Dimitri zeigt mir ein schiefes Lächeln, das andeutet, dass er keine Ahnung hat: „Die Welt retten, denke ich.“
Ich muss lachen: „Wo fangen wir an?“
Dimitri klopft Erde von einer knallgelben Jacke. Dann hakt er sich plötzlich bei mir unter und beginnt, durch den Wald zu wandern. Seit er in der Erde war, ist er wie ausgewechselt. Vielleicht hätte ich ihn, als er ein Kind war, öfter mal in der Erde vergraben sollen?
„Wir können damit anfangen, dass wir dem Waisenhaus Hilfe schicken.“
„Weißt du denn, wo die Stadt ist?“, frage ich erstaunt.
Dimitri grinst: „Ich kann es herausfinden. Weißt du, was das tolle an Stein ist? Er kann sich an vieles erinnern. Und manche Spuren bleiben ewig.“
Ich furche die Stirn: „Was bedeutet das denn jetzt?“
Dimitri schenk mit einen gespielt strengen Blick, als würde ich mich dümmer stellen, als ich bin.

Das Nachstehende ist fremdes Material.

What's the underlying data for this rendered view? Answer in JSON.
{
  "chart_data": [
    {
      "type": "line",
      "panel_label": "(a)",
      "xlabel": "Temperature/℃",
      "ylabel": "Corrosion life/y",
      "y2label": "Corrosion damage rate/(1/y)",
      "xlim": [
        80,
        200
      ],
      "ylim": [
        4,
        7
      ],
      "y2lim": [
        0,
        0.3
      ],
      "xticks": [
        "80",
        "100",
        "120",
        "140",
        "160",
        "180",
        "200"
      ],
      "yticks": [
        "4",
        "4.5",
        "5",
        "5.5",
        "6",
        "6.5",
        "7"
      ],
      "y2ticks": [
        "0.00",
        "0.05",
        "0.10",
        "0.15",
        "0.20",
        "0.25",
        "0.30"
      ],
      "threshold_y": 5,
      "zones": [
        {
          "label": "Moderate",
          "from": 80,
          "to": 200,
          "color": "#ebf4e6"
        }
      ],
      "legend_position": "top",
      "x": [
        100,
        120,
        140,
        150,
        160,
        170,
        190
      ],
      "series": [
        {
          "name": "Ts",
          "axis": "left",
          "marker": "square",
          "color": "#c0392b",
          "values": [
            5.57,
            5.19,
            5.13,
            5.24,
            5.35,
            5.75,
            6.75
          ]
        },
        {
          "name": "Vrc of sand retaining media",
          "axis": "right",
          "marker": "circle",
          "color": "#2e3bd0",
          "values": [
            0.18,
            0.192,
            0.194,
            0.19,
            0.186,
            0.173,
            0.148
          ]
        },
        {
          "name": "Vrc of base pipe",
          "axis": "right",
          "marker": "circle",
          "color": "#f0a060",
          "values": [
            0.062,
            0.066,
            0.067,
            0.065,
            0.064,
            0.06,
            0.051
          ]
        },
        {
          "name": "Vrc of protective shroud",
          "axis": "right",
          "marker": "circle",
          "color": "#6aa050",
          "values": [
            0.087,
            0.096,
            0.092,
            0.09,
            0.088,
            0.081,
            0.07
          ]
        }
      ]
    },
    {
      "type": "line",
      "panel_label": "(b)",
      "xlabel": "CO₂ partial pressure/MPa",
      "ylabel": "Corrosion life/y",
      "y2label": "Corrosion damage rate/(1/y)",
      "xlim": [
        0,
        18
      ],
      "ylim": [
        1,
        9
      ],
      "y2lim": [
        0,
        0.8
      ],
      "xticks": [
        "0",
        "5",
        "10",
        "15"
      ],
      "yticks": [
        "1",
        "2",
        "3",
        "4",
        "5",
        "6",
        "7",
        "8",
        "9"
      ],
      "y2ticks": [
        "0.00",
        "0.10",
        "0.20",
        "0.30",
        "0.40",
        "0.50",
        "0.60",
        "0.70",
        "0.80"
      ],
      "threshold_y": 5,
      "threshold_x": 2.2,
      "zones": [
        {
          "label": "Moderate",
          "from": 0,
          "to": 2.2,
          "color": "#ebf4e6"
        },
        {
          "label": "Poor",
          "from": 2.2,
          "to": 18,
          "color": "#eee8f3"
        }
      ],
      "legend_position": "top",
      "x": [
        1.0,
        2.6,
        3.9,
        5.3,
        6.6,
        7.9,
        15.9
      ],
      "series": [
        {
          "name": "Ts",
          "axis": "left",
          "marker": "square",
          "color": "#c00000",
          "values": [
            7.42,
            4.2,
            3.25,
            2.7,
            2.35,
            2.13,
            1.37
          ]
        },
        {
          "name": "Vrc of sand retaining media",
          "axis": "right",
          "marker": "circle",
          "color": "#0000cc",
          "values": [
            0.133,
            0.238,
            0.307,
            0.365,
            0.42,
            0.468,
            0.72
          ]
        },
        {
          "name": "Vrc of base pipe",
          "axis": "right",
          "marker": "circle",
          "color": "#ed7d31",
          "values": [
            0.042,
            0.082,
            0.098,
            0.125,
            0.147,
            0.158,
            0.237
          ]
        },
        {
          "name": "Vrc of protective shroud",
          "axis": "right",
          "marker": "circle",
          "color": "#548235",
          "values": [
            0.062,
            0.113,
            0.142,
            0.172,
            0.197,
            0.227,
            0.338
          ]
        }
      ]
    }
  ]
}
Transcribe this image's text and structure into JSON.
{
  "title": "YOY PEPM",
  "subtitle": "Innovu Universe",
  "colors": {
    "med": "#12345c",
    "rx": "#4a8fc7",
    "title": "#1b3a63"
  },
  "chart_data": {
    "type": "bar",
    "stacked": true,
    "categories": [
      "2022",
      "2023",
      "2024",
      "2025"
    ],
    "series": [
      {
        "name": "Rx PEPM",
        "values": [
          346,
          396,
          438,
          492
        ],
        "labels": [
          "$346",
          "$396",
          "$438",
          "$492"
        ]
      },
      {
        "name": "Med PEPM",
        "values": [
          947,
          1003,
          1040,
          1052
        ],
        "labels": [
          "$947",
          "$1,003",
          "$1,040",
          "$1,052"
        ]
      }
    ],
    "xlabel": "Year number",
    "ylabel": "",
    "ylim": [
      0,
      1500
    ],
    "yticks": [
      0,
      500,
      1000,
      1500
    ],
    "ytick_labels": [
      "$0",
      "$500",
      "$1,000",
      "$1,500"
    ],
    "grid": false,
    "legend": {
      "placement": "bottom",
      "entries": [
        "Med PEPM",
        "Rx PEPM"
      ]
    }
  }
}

„Steine können Spuren bewahren. Wie Fossilien. Und die Erde erinnert sich an die Schritte, die über ihre Oberfläche gingen. Je tiefer die Schritte, desto länger die Erinnerung. Aber Anuschka und Max sind erst vor wenigen Tagen hier her gegangen. Ich kann ihm folgen.“
Ich muss lachen: „Du kannst wirklich die Spuren von Menschen verfolgen, die vor ein paar Tagen hierher gekommen sind?“
„Sie sind sehr schwach“, sagt Dimitri ernst. „Aber ich kann sie noch sehen. Komm jetzt.“
Er zieht mich mit sich.
Ich lasse es geschehen.
„Mitja?“, frage ich etwa einen Kilometer später.
„Ja?“
„Es tut mir leid.“
Er dreht den Kopf zu mir: „Was meinst du?“
Ich verziehe das Gesicht: „Es tut mir leid, dass ich dich im Stich gelassen habe, Dummkopf. Ich hatte nur Augen für die anderen und bin dir bewusst aus dem Weg gegangen.“
Dimitri winkt ab: „Ist doch halb so schlimm.“
„Nein, eben nicht“, bestehe ich. „Du warst verwirrt, verletzt und voller Angst. Und ich war nicht für dich da, als du mich gebraucht hast, weil … weil ich auch Angst hatte.“
Jetzt ist sein Blick seltsam: „Angst vor mir?“
„Nein. Angst vor deinen Fragen. Warum du so lange bewusstlos warst, als das Erdbeben stattgefunden hatte.“
Dimitri wird langsamer. Ich amte tief durch. Ich muss es ihm sagen.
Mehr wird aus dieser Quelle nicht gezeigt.